When I was in grade school I wanted to learn how to play guitar. My parents could not afford to give me private lessons so I was on my own. I had a little toy plastic guitar that at least had real strings on it. That guitar was in such bad shape. The neck was warped so badly that there was a three quarter inch gap between the neck and the strings where the neck attached to the body.

Tuning that guitar was hopeless, and pressing on the stings so they made a clear sound without a buzz was next to impossible. I had a tiny song book with some drawings of a couple chords and songs that had the chord over the word. Most of the songs I didn’t know, and there was no way to know what they should sound like since they were written out like poems.

Still, through it all, I was determined that I would learn. I studied the chord drawings and worked diligently on the song, “Little Brown Jug”. I would work on changing the shape of my fingers to match the chord over the word, trying ineffectively to make the chord sound right, but I knew I was fingering it right, and I was timing chord changes appropriately, albeit slowly.

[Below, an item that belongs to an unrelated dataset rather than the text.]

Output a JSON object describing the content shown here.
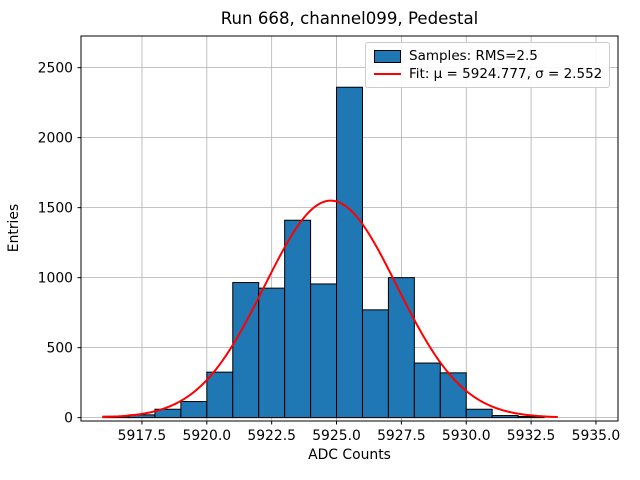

Finally, in seventh grade, guitar was offered as a class in school and my dad bought me a guitar so I was able to keep learning in school. But it was my diligence in learning on my own that made my dad make the sacrifice to get me a guitar. He saw my want to was big enough.

IMG_0063.JPG! (This was my first guitar, recently discovered going through a storage area with family. It is somewhere near 50 years old. I had given it to my niece with a chord book and instructions on how she could teach herself guitar. She did.)

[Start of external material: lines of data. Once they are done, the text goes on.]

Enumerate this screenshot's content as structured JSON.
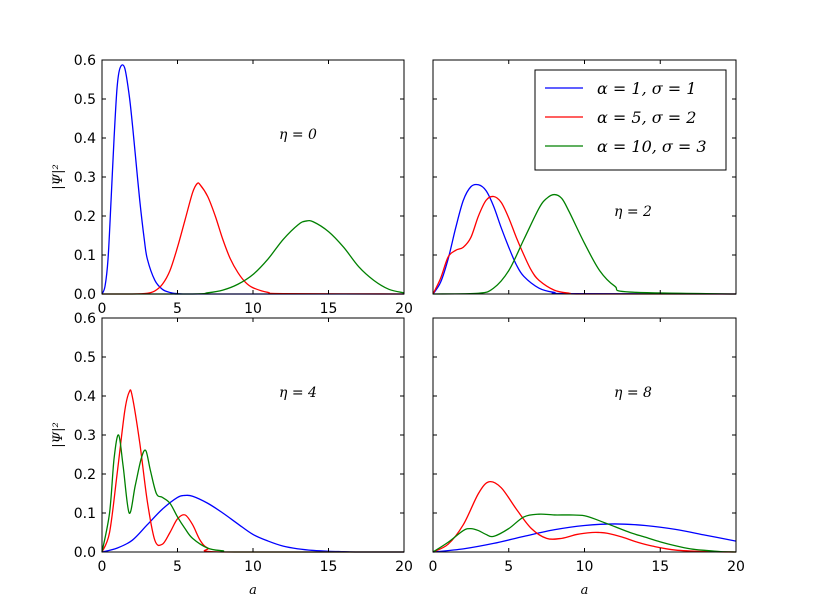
{
  "chart_data": [
    {
      "type": "line",
      "panel": "top-left",
      "annotation": "η = 0",
      "xlabel": "",
      "ylabel": "|Ψ|²",
      "xlim": [
        0,
        20
      ],
      "ylim": [
        0,
        0.6
      ],
      "xticks": [
        "0",
        "5",
        "10",
        "15",
        "20"
      ],
      "yticks": [
        "0.0",
        "0.1",
        "0.2",
        "0.3",
        "0.4",
        "0.5",
        "0.6"
      ],
      "series": [
        {
          "name": "α = 1, σ = 1",
          "color": "#0000ff",
          "x": [
            0,
            0.2,
            0.4,
            0.6,
            0.8,
            1.0,
            1.2,
            1.5,
            1.8,
            2.0,
            2.2,
            2.5,
            2.8,
            3.0,
            3.5,
            4.0,
            4.5,
            5.0,
            5.5,
            6,
            20
          ],
          "y": [
            0,
            0.02,
            0.09,
            0.24,
            0.4,
            0.53,
            0.58,
            0.58,
            0.51,
            0.44,
            0.36,
            0.24,
            0.14,
            0.09,
            0.035,
            0.012,
            0.004,
            0.001,
            0,
            0,
            0
          ]
        },
        {
          "name": "α = 5, σ = 2",
          "color": "#ff0000",
          "x": [
            0,
            2,
            3,
            3.5,
            4,
            4.5,
            5,
            5.5,
            6,
            6.3,
            6.5,
            7,
            7.5,
            8,
            8.5,
            9,
            9.5,
            10,
            11,
            12,
            20
          ],
          "y": [
            0,
            0,
            0.002,
            0.008,
            0.025,
            0.06,
            0.12,
            0.19,
            0.26,
            0.283,
            0.28,
            0.25,
            0.2,
            0.14,
            0.09,
            0.055,
            0.03,
            0.016,
            0.004,
            0.001,
            0
          ]
        },
        {
          "name": "α = 10, σ = 3",
          "color": "#008000",
          "x": [
            0,
            6,
            7,
            8,
            9,
            10,
            11,
            12,
            13,
            13.5,
            14,
            15,
            16,
            17,
            18,
            19,
            20
          ],
          "y": [
            0,
            0,
            0.003,
            0.01,
            0.025,
            0.05,
            0.09,
            0.14,
            0.178,
            0.187,
            0.185,
            0.16,
            0.12,
            0.07,
            0.035,
            0.012,
            0.003
          ]
        }
      ]
    },
    {
      "type": "line",
      "panel": "top-right",
      "annotation": "η = 2",
      "xlabel": "",
      "ylabel": "",
      "xlim": [
        0,
        20
      ],
      "ylim": [
        0,
        0.6
      ],
      "legend": {
        "position": "top-right",
        "entries": [
          "α = 1, σ = 1",
          "α = 5, σ = 2",
          "α = 10, σ = 3"
        ]
      },
      "series": [
        {
          "name": "α = 1, σ = 1",
          "color": "#0000ff",
          "x": [
            0,
            0.5,
            1,
            1.5,
            2,
            2.5,
            3,
            3.5,
            4,
            4.5,
            5,
            5.5,
            6,
            7,
            8,
            9,
            20
          ],
          "y": [
            0,
            0.03,
            0.09,
            0.17,
            0.24,
            0.275,
            0.28,
            0.265,
            0.225,
            0.17,
            0.12,
            0.075,
            0.045,
            0.015,
            0.004,
            0.001,
            0
          ]
        },
        {
          "name": "α = 5, σ = 2",
          "color": "#ff0000",
          "x": [
            0,
            0.5,
            1,
            1.5,
            2,
            2.5,
            3,
            3.5,
            4,
            4.5,
            5,
            5.5,
            6,
            6.5,
            7,
            8,
            9,
            10,
            20
          ],
          "y": [
            0,
            0.04,
            0.095,
            0.112,
            0.12,
            0.145,
            0.2,
            0.24,
            0.25,
            0.235,
            0.195,
            0.145,
            0.1,
            0.06,
            0.035,
            0.01,
            0.002,
            0,
            0
          ]
        },
        {
          "name": "α = 10, σ = 3",
          "color": "#008000",
          "x": [
            0,
            3,
            4,
            5,
            6,
            7,
            7.5,
            8,
            8.5,
            9,
            10,
            11,
            12,
            13,
            20
          ],
          "y": [
            0,
            0.002,
            0.015,
            0.06,
            0.14,
            0.22,
            0.245,
            0.255,
            0.245,
            0.21,
            0.13,
            0.06,
            0.02,
            0.005,
            0
          ]
        }
      ]
    },
    {
      "type": "line",
      "panel": "bottom-left",
      "annotation": "η = 4",
      "xlabel": "a",
      "ylabel": "|Ψ|²",
      "xlim": [
        0,
        20
      ],
      "ylim": [
        0,
        0.6
      ],
      "xticks": [
        "0",
        "5",
        "10",
        "15",
        "20"
      ],
      "yticks": [
        "0.0",
        "0.1",
        "0.2",
        "0.3",
        "0.4",
        "0.5",
        "0.6"
      ],
      "series": [
        {
          "name": "α = 1, σ = 1",
          "color": "#0000ff",
          "x": [
            0,
            1,
            2,
            3,
            4,
            5,
            5.5,
            6,
            7,
            8,
            9,
            10,
            11,
            12,
            13,
            14,
            15,
            16,
            17,
            20
          ],
          "y": [
            0,
            0.01,
            0.03,
            0.07,
            0.11,
            0.14,
            0.145,
            0.143,
            0.125,
            0.1,
            0.072,
            0.045,
            0.028,
            0.015,
            0.008,
            0.004,
            0.002,
            0.001,
            0,
            0
          ]
        },
        {
          "name": "α = 5, σ = 2",
          "color": "#ff0000",
          "x": [
            0,
            0.5,
            1,
            1.5,
            1.8,
            2,
            2.5,
            3,
            3.5,
            4,
            4.5,
            5,
            5.5,
            6,
            6.5,
            7,
            8,
            20
          ],
          "y": [
            0,
            0.05,
            0.2,
            0.36,
            0.41,
            0.4,
            0.28,
            0.13,
            0.03,
            0.02,
            0.05,
            0.085,
            0.095,
            0.07,
            0.03,
            0.01,
            0,
            0
          ]
        },
        {
          "name": "α = 10, σ = 3",
          "color": "#008000",
          "x": [
            0,
            0.5,
            0.8,
            1.1,
            1.4,
            1.8,
            2.2,
            2.6,
            2.9,
            3.2,
            3.6,
            4.0,
            4.5,
            5,
            5.5,
            6,
            7,
            8,
            9,
            20
          ],
          "y": [
            0,
            0.1,
            0.24,
            0.3,
            0.22,
            0.1,
            0.17,
            0.24,
            0.26,
            0.21,
            0.15,
            0.14,
            0.125,
            0.09,
            0.06,
            0.035,
            0.01,
            0.003,
            0,
            0
          ]
        }
      ]
    },
    {
      "type": "line",
      "panel": "bottom-right",
      "annotation": "η = 8",
      "xlabel": "a",
      "ylabel": "",
      "xlim": [
        0,
        20
      ],
      "ylim": [
        0,
        0.6
      ],
      "xticks": [
        "0",
        "5",
        "10",
        "15",
        "20"
      ],
      "series": [
        {
          "name": "α = 1, σ = 1",
          "color": "#0000ff",
          "x": [
            0,
            2,
            4,
            6,
            8,
            10,
            12,
            14,
            16,
            18,
            20
          ],
          "y": [
            0,
            0.008,
            0.022,
            0.04,
            0.057,
            0.068,
            0.072,
            0.068,
            0.058,
            0.043,
            0.028
          ]
        },
        {
          "name": "α = 5, σ = 2",
          "color": "#ff0000",
          "x": [
            0,
            1,
            2,
            3,
            3.7,
            4.5,
            5.5,
            6.5,
            7.5,
            8.5,
            9.5,
            10.5,
            11,
            11.5,
            12.5,
            13.5,
            14.5,
            16,
            18,
            20
          ],
          "y": [
            0,
            0.02,
            0.07,
            0.15,
            0.18,
            0.165,
            0.11,
            0.06,
            0.035,
            0.035,
            0.045,
            0.05,
            0.05,
            0.048,
            0.038,
            0.025,
            0.015,
            0.005,
            0.001,
            0
          ]
        },
        {
          "name": "α = 10, σ = 3",
          "color": "#008000",
          "x": [
            0,
            1,
            2,
            2.5,
            3,
            3.5,
            4,
            5,
            6,
            7,
            8,
            9,
            10,
            11,
            12,
            13,
            14,
            15,
            16,
            17,
            18,
            19,
            20
          ],
          "y": [
            0,
            0.025,
            0.055,
            0.06,
            0.055,
            0.045,
            0.04,
            0.06,
            0.09,
            0.097,
            0.095,
            0.095,
            0.093,
            0.08,
            0.065,
            0.05,
            0.038,
            0.026,
            0.016,
            0.008,
            0.004,
            0.001,
            0
          ]
        }
      ]
    }
  ]
}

After my seventh grade year of guitar we took a family trip to visit my grandmother, who I had never seen before, and I found out she was quite the musician. She was one of those people who could play any instrument without having lessons. She played guitar, mandolin, fiddle, piano, and accordion to name a few.

One of the nights we were there Vern, from up the road a piece, brought his guitar and we had my first “jam” session. I didn’t know the songs but could play along because I could follow Vern. Then my grandmother showed me how to play some chords on the mandolin and I played mandolin, Vern played guitar and she played fiddle.

IMG_0531.JPG!(This was my grandmothers guitar, which I got to play with her the summer we went to visit. I got it when she passed.)

That next school year, eighth grade, I was placed into a guitar class that had the top eighth graders mixed with the lower ninth graders. We had to audition for which class we were placed into. It was advanced for eighth graders over the strictly eight grade class, but a little easier for the ninth graders over the ninth grade only class. I was there not because I was sooo talented, but because in seventh grade when we had to practice, we were to practice 30 min a day. I had practiced an hour or more a day. My want to was big enough.

It was easier for me to overcome the obstacles because I wanted to play guitar badly enough I pushed through things where otherwise I may have quit. A lesson my adult self can take from my teenage self.

What about you? Have you been able to get or do something because your want to was big enough?